AZD2014 Inhibits DC Generation from BM and both DC and T Cell Responses to Stimulation

We next examined the influence of AZD2014 on DC differentiation from BM. DC were generated with GM-CSF and IL-4 in the presence of either AZD2014, RAPA or no drug at concentrations shown to inhibit mTOR signaling.

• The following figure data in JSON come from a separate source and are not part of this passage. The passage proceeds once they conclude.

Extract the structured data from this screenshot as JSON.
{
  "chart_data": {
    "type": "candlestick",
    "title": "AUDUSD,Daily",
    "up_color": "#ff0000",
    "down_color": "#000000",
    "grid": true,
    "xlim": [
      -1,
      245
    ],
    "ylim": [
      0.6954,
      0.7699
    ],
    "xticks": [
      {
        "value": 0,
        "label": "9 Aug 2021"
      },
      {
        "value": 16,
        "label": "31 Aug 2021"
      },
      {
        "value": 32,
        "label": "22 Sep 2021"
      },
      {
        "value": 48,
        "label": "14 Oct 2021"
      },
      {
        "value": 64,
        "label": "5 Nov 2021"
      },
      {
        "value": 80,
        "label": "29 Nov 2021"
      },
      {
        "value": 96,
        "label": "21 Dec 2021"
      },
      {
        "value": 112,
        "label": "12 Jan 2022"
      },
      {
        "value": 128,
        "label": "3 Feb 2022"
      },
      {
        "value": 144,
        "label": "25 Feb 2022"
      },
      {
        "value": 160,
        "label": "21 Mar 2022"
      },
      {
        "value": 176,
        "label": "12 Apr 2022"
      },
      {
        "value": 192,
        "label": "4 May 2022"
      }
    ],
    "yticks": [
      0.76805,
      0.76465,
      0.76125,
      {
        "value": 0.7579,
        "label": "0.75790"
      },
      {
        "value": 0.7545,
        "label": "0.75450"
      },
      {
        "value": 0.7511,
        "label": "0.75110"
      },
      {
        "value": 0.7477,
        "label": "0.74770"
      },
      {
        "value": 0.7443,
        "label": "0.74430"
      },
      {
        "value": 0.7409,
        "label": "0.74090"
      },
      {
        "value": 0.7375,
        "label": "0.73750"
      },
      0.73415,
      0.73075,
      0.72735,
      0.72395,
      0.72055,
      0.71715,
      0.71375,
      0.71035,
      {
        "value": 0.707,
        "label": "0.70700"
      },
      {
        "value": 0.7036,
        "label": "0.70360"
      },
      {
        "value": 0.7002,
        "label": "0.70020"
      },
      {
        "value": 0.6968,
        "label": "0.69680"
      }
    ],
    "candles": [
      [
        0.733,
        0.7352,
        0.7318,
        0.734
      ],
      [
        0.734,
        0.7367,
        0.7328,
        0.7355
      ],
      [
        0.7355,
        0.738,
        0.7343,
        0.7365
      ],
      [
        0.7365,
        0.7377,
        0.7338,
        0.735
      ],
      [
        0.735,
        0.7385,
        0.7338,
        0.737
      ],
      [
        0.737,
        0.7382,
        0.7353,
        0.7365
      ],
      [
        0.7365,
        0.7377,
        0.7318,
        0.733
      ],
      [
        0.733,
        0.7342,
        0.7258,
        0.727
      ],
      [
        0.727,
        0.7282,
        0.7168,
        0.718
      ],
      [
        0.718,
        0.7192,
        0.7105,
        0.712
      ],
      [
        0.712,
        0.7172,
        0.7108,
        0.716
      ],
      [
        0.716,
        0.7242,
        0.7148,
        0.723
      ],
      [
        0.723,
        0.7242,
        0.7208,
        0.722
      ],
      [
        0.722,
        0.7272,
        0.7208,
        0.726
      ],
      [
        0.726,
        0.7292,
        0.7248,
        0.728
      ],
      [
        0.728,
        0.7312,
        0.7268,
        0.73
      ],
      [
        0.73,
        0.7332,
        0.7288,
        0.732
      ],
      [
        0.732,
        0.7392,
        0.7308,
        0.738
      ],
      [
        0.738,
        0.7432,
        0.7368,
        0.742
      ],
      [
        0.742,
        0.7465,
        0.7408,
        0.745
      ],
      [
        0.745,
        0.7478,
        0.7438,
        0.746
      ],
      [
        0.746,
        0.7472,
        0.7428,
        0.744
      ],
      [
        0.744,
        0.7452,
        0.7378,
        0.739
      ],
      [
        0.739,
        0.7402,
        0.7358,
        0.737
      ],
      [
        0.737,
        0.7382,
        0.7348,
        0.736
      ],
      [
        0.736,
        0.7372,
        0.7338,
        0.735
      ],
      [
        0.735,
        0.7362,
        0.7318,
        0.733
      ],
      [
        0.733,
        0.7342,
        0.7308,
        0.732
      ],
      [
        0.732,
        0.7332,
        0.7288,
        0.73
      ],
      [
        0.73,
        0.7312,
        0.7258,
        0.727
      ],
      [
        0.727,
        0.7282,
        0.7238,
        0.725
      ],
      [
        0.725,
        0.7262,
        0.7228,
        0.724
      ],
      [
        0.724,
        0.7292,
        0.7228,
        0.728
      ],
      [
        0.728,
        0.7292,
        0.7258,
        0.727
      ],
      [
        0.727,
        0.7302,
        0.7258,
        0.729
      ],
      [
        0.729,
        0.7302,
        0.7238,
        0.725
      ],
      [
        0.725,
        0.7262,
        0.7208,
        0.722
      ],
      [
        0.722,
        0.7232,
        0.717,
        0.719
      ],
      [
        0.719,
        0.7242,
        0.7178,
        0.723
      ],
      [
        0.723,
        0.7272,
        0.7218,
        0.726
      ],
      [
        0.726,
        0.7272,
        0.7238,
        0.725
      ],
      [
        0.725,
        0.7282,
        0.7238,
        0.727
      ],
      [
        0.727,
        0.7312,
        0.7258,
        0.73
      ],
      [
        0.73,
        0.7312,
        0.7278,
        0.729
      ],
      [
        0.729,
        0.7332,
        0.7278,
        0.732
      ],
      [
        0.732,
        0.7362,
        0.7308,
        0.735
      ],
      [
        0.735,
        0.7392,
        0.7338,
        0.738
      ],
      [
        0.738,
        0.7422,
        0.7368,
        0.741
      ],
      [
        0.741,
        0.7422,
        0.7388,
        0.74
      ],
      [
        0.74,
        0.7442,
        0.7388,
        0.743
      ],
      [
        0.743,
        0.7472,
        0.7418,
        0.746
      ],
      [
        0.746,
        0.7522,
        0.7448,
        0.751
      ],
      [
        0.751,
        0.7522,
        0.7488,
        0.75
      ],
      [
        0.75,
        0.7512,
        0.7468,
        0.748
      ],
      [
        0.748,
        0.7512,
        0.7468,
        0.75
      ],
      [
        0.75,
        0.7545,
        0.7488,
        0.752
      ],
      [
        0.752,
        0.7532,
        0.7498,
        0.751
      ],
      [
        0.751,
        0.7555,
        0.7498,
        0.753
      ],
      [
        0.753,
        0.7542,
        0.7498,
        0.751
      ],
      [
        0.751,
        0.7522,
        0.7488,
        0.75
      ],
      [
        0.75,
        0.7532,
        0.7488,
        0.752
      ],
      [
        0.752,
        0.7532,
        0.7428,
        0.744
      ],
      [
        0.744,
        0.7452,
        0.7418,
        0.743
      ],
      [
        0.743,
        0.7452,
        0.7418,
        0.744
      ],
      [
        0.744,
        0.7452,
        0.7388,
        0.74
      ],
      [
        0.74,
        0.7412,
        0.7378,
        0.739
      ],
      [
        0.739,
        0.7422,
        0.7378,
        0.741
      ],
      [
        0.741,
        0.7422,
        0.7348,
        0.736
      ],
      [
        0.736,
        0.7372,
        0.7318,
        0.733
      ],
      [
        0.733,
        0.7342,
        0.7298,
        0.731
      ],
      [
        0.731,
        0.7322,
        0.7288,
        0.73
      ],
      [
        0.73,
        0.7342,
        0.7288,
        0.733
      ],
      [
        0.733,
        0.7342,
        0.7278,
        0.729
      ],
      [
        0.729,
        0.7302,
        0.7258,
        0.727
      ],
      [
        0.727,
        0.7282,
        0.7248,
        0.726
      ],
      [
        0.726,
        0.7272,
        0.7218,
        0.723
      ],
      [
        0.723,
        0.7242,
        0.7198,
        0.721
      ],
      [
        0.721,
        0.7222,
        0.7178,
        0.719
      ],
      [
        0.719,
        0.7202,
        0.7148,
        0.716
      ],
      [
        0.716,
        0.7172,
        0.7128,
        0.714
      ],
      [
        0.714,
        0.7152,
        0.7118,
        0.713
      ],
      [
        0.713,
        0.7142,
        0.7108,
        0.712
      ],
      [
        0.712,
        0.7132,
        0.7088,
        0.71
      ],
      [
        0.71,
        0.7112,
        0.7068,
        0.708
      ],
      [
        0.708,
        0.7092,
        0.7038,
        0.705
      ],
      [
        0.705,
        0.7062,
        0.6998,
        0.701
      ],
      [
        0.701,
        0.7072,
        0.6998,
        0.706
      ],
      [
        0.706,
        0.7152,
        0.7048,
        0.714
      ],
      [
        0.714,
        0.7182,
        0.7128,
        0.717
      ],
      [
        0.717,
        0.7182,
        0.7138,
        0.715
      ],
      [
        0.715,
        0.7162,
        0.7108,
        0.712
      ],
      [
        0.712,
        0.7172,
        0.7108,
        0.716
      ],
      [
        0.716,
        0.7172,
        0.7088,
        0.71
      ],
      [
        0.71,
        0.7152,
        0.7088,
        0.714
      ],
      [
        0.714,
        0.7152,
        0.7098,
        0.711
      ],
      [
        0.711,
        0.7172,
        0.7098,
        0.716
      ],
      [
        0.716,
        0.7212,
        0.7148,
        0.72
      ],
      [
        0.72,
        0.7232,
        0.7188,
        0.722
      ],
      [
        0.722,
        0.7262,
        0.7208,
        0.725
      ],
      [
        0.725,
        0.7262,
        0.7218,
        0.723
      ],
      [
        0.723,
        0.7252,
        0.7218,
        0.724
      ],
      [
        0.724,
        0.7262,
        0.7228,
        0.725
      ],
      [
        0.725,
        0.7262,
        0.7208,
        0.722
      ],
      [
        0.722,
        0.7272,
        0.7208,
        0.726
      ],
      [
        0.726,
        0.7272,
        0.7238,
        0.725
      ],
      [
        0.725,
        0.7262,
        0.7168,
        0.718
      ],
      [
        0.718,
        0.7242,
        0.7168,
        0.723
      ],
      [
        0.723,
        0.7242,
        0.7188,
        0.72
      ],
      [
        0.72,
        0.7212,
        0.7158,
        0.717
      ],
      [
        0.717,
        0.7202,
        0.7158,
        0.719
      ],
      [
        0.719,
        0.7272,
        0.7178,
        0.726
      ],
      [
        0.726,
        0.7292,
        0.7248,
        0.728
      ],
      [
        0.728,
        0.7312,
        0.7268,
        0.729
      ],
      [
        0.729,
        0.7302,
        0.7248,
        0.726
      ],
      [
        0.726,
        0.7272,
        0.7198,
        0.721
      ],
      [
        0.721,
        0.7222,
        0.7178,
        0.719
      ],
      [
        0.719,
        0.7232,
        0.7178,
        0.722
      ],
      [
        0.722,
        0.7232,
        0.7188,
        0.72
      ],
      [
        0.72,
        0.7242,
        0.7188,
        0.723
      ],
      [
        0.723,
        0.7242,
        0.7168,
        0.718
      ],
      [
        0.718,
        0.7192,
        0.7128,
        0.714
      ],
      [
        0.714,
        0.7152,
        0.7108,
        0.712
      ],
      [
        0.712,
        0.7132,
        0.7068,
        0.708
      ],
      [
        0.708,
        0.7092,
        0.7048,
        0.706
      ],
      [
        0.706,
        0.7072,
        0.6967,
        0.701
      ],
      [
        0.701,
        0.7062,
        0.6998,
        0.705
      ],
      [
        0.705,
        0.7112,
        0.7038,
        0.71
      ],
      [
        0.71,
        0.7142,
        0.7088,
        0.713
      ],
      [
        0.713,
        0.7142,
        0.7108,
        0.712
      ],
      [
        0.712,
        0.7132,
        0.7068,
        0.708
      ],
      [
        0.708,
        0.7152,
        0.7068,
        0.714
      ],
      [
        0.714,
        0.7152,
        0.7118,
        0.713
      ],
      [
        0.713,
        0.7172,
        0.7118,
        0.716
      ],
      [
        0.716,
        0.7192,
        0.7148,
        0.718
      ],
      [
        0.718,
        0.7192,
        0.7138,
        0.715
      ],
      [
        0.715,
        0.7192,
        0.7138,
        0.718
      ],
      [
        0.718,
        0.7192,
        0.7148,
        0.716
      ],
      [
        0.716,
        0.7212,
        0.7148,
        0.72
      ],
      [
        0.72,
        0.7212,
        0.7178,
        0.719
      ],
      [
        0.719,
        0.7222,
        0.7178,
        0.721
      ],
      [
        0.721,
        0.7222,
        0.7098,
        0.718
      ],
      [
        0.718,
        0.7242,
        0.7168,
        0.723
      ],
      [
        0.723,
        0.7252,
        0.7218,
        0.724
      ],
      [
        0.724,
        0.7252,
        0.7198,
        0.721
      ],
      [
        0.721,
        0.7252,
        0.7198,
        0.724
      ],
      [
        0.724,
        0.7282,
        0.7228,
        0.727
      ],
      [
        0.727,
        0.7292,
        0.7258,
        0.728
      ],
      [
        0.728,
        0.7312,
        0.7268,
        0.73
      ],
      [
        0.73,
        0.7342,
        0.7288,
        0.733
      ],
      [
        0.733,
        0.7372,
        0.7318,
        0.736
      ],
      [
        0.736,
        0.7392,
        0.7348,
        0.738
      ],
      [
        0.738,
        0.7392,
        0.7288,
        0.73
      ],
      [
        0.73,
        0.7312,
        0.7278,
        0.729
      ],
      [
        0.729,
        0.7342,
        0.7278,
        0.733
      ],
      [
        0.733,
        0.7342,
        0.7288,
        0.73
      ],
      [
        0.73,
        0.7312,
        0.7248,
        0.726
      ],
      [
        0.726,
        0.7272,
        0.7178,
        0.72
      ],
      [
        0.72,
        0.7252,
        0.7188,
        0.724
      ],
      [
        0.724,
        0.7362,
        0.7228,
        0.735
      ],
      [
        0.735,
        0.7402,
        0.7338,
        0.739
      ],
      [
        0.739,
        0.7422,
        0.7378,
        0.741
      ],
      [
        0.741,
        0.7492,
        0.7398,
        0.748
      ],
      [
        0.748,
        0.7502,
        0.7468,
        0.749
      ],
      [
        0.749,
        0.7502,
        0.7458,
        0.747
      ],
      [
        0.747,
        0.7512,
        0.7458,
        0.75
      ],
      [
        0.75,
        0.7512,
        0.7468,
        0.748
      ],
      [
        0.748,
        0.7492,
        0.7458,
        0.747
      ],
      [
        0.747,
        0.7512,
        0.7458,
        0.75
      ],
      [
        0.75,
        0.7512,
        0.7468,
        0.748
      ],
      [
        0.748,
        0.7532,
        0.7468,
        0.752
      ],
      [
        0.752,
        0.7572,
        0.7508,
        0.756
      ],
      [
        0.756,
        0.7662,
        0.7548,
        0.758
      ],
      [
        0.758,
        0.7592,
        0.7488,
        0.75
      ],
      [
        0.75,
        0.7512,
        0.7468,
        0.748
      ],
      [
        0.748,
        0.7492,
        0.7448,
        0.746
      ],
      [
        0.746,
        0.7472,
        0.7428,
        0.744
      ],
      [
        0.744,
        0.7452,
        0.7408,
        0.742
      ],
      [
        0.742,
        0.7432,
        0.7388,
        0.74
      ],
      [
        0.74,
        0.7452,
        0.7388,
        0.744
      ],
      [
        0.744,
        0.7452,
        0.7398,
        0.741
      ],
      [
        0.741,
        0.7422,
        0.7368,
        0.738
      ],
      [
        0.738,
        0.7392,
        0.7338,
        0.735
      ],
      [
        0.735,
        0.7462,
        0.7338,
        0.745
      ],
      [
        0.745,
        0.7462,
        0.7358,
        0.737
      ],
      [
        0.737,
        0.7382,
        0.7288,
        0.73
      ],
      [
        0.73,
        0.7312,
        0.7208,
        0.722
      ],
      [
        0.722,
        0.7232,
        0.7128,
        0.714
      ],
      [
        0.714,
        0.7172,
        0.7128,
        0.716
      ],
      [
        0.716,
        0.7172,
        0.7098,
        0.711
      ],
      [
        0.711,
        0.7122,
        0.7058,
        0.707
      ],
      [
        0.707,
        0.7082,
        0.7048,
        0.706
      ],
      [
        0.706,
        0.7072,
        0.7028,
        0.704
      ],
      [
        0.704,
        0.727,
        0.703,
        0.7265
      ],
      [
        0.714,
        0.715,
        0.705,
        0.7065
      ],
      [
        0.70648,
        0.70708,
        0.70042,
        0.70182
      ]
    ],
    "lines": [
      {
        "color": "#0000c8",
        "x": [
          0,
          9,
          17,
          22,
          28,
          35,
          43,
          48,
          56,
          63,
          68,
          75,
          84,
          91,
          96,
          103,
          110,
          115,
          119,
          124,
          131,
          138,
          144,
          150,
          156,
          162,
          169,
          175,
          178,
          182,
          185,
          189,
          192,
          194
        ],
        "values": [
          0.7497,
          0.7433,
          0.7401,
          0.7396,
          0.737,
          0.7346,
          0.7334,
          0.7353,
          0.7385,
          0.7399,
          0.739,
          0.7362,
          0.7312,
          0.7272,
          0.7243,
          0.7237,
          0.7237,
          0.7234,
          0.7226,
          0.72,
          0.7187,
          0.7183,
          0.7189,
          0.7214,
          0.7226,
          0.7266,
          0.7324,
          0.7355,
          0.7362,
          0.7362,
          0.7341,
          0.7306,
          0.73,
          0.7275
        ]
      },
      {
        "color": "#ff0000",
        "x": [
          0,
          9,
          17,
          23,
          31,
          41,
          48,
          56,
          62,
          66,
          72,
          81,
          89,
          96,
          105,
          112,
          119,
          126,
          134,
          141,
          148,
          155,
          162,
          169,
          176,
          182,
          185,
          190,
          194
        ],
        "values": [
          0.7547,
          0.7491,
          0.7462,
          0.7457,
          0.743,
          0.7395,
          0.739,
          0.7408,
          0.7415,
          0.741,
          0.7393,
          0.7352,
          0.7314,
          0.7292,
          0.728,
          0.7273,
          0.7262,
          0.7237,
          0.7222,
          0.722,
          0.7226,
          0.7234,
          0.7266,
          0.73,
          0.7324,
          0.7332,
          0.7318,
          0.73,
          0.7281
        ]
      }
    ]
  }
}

Both agents markedly reduced the yield of DC that could be harvested on 7 day of culture (Figure 1B). Coregulatory molecule (CD86 and B7-H1=programed death ligand 1 [PD-L1]) expression (mean fluorescence intensity; MFI) by these DC was diminished (although CD86 not significantly) compared with that by cells harvested from control cultures and was similarly diminished following LPS stimulation (Figure 1C). Both AZD2014 and RAPA also inhibited the proliferation of αCD3/CD28-stimulated CD4+ and CD8+ T cells when added at the start of 3-day cultures (Figure 1D). With respect to both DC differentiation and maturation and T cell proliferative responses RAPA, used at a concentration 40 times lower, was more potent than AZD2014 in achieving these inhibitory effects.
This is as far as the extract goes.